SENGGAMA PADA REMAJA
Penelitian Puslit Ekologi Kesehatan, Badan Litbang Kesehatan Depkes RI terhadap siswa-siswi di Jakarta dan Yogyakarta menyebutkan bahwa faktor utama yang mempengaruhi remaja untuk melakukan senggama adalah : membaca buku porno dan menonton blue film (54,39% di Jakarta, 49,2% di Yogyakarta). Motivasi utama melakukan senggama adalah suka sama suka (76% di Jakarta; 75,6% di Yogyakarta), kebutuhan biologis 14-18% dan merasa kurang taat pada nilai agama 20-26%.

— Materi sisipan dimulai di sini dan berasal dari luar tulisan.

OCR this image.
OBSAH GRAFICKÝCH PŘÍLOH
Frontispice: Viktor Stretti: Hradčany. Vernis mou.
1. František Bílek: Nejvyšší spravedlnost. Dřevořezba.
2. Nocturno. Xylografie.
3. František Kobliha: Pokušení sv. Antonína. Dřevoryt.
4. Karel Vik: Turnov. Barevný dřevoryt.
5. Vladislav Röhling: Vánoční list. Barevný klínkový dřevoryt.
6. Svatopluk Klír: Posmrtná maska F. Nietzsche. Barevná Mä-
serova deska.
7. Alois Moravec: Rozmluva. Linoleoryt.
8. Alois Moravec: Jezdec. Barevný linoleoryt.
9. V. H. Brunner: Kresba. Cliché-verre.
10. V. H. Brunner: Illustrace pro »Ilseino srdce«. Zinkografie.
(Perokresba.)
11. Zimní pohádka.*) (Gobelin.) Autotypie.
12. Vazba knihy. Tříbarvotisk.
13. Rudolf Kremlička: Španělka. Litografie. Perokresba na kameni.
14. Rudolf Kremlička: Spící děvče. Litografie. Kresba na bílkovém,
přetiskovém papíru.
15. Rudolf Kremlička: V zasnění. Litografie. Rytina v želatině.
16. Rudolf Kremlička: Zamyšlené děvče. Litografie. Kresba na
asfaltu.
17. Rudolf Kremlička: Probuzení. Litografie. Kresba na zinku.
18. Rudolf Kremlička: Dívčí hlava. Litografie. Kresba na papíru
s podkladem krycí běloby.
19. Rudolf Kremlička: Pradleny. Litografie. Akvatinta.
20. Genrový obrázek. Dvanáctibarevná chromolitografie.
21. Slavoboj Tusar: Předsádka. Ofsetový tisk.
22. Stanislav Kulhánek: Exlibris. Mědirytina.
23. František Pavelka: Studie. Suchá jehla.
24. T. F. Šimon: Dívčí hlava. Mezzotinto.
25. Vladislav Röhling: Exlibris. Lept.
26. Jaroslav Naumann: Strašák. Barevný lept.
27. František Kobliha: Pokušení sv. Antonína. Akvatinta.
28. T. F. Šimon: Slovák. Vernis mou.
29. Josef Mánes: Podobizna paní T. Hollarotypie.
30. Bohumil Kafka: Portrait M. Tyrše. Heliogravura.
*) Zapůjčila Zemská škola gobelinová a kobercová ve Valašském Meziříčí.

Pusat studi kriminologi Universitas Islam Indonesia Yogyakarta menemukan 26,35% dari 846 peristiwa pernikahan telah melakukan hubungan seksual sebelum menikah. 50% diantaranya menyebabkan kehamilan. Berbagai penelitian ini menunjukkan perilaku seksual pada remaja mempunyai korelasi dengan sikap remaja terhadap seksualitas (Sugiharta dalam Soetjiningsih, 2004).
SEKS BAGAI CANDU
Informasi seks dapat dengan mudah didapatkan dari manapun. Bahkan penunggu warnet pun malah kadang memberikan info situs apa yang bisa dituju. Tinggal bagaimana menyikapinya. Seks seperti candu. Seks laksana rokok juga. Sekali mencoba maka akan terus mencoba lagi. Hingga tanpa sadar sudah terperosok begitu dalam. Masa depan membutuhkan lebih banyak pemikiran yang positif daripada sekedar kekonyolan untuk nge-seks.
Kekonyolan itu tidak begitu saja terjadi. Tidak tiba-tiba terjadi. Seperti lima orang remaja yang tertangkap sedang memperkosa gadis rame-rame. Mereka masuk ke bui. Saya berkesempatan untuk wawancara dengan mereka. Awalnya, dari kebiasaan nonton CD porno barengan. Sebulan sekali. Dua minggu sekali. Seminggu sekali. Akhirnya tiap hari. Lalu.... terjadilah pemerkosaan itu. Tinggal penyesalan yang kemudian melarut dalam kehidupan para remaja itu.
HIDUP ADALAH PILIHAN
Bagaimana cara mengendalikan seks pada remaja? Bolehlah diadakan razia HP tiap hari. Razia pelajar. Razia pornografi. Tapi ...ahh itu hanya sesuatu dari luar diri remaja. Remaja harus dihadapkan pada kenyataan bahwa hidup adalah pilihan. Banyak pilihan yang dapat diambil. Sekali ambil pilihan, pikirkan dampaknya dua tiga langkah ke depan. Sekali memilih untuk mencandu seks lewat internet atau media apapun. Pikirkan konsekuensinya juga. Siap dengan resikonya. Apapun itu. Bahkan jika perlu korbankan masa depan dengan drop out dari sekolah. Atau mungkin punya bayi dari hubungan seks luar nikah.
Sebaliknya, jika memilih untuk berprestasi. Maka harus teguh dalam pendirian. Terserah kalau ada teman yang nge-seks. Cuek kalau ada yang ngajak macem-macem. Kuat dalam prinsip. Hidup bisa menjadi lebih asyik dengan berprestasi. Bayangkan cita-cita yang dapat tergapai. Bisa sekolah sampai ke luar negeri. Bisa kerja dengan gaji yang oke. Atau bisa berwiraswasta dengan sukses. Hmmm bisa bahagia.